Wednesday 16 October 2019

Mobile payments drive ecommerce explosion in China's economy

Ellie Donnelly

Ellie Donnelly

While there may be fears of a global trade war between the US and China, with tariffs on goods being imposed by both sides in the dispute, the latter is continuing to develop its share of the global ecommerce market at pace.

About 10 years ago China accounted for less than 1pc of the global ecommerce market, however today its share is 42pc, according to a report, 'Digital China: Powering the Economy to Global Competitiveness', from McKinsey Global Institute (McKinsey).

Ecommerce is the buying and selling of products and services through an electronic medium as opposed to a physical transaction.

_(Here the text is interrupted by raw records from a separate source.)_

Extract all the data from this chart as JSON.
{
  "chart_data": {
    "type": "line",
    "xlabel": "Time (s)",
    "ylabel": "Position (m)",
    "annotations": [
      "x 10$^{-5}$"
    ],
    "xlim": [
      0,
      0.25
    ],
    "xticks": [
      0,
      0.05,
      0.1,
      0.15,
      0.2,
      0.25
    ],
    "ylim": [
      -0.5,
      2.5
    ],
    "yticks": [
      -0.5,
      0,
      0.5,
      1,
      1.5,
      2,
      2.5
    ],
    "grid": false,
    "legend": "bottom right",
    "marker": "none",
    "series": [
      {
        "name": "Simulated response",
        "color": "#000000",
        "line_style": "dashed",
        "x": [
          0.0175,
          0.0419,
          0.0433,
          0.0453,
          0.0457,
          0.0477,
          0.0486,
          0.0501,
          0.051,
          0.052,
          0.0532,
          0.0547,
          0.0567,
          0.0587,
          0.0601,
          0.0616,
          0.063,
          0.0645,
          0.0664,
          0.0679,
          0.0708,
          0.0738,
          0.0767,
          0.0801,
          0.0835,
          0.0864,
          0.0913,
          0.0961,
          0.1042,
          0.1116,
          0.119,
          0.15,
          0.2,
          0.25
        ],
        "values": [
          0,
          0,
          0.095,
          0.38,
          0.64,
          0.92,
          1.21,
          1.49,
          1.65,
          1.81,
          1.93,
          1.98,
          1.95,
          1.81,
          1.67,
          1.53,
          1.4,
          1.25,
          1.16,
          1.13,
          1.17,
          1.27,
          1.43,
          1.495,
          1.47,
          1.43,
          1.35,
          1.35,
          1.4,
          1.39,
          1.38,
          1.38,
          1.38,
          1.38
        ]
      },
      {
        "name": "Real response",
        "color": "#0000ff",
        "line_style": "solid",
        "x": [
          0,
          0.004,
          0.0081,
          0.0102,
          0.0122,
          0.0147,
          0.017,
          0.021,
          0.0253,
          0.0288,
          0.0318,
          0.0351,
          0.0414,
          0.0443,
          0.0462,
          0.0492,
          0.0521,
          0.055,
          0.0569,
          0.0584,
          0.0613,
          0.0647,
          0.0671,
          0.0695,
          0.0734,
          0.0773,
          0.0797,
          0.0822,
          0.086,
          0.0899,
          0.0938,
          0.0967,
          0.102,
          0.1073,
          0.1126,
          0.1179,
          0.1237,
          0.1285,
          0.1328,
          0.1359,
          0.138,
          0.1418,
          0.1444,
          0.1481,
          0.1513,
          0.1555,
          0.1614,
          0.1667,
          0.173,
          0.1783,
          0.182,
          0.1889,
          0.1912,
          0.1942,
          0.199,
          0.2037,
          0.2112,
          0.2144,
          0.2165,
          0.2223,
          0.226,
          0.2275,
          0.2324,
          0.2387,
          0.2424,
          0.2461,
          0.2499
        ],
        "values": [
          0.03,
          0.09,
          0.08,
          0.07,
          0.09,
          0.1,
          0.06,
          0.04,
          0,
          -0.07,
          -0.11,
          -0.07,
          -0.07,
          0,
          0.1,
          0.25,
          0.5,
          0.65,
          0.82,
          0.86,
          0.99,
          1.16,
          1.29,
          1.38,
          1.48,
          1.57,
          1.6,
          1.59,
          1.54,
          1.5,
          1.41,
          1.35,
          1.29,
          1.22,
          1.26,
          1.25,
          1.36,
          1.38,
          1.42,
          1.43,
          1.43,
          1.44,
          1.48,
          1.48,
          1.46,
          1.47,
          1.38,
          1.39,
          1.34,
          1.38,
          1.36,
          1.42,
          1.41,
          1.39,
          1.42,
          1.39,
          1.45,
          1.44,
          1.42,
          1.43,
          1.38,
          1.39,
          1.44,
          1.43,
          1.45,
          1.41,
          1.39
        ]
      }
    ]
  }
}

Such is the vast growth in China's ecommerce sector that the current values of China's ecommerce transactions is estimated to be larger than the current values of ecommerce transactions in France, Germany, Japan, the UK, and the US combined.

The impressive growth is being driven by the explosion in the use of mobile payments among China's internet users, which has grown to 68pc of the global total, from 25pc in 2013, the report has found.

Put into monetary terms, and in 2016, the value of mobile payments related to individuals' consumption in China was $790bn, 11 times that of the US.

In tandem with the explosion of the Chinese ecommerce market, China's venture capital industry is becoming increasingly focused on digital companies.

Overall, China's venture capital sector has grown rapidly to 19pc ($77bn) of the worldwide venture capital total in 2014-16, from 6pc ($12bn) of the global total in 2011-2013, according to the McKinsey report.

The majority of venture capital investment in China is in digital technologies such as big data, artificial intelligence companies, and financial technology companies, with the Asian powerhouse now ranked in the top three in the world for venture capital investment in key types of digital technology including virtual reality, autonomous vehicles, 3-D printing, robotics, drones, and AI, according to McKinsey.

And, the signs are that the growth of the digital economy in China is set to continue.

In coming to this conclusion, the report cites the large, and young, Chinese market, which it says is enabling rapid commercialisation of digital business models on a larger scale.

In addition, McKinsey said that three of China's internet giants - Baidu, Alibaba, and Tencent - were continuing to build a "rich" digital ecosystem, while the Chinese government has both given players in the digital economy the space to experiment, and is becoming an active investor and consumer in the digital economy space.

As the impact of digitalisation on the Chinese economy increases, the report notes that there will be winners and losers. "Digital is causing creative destruction around the world," McKinsey said.

"But this phenomenon is on a relatively larger scale in China due to a combination of the rapid pace of economic growth and changes in the economy, the prevalence of inefficiencies across sectors, and massive potential for commercialisation at scale."

From an analysis of the consumer and retail, auto and mobility, health care, and freight and logistics sector, the report predicts that digitalisation can potentially shift, and create, value equivalent to 10pc to 45pc of the revenue pools in the four sectors.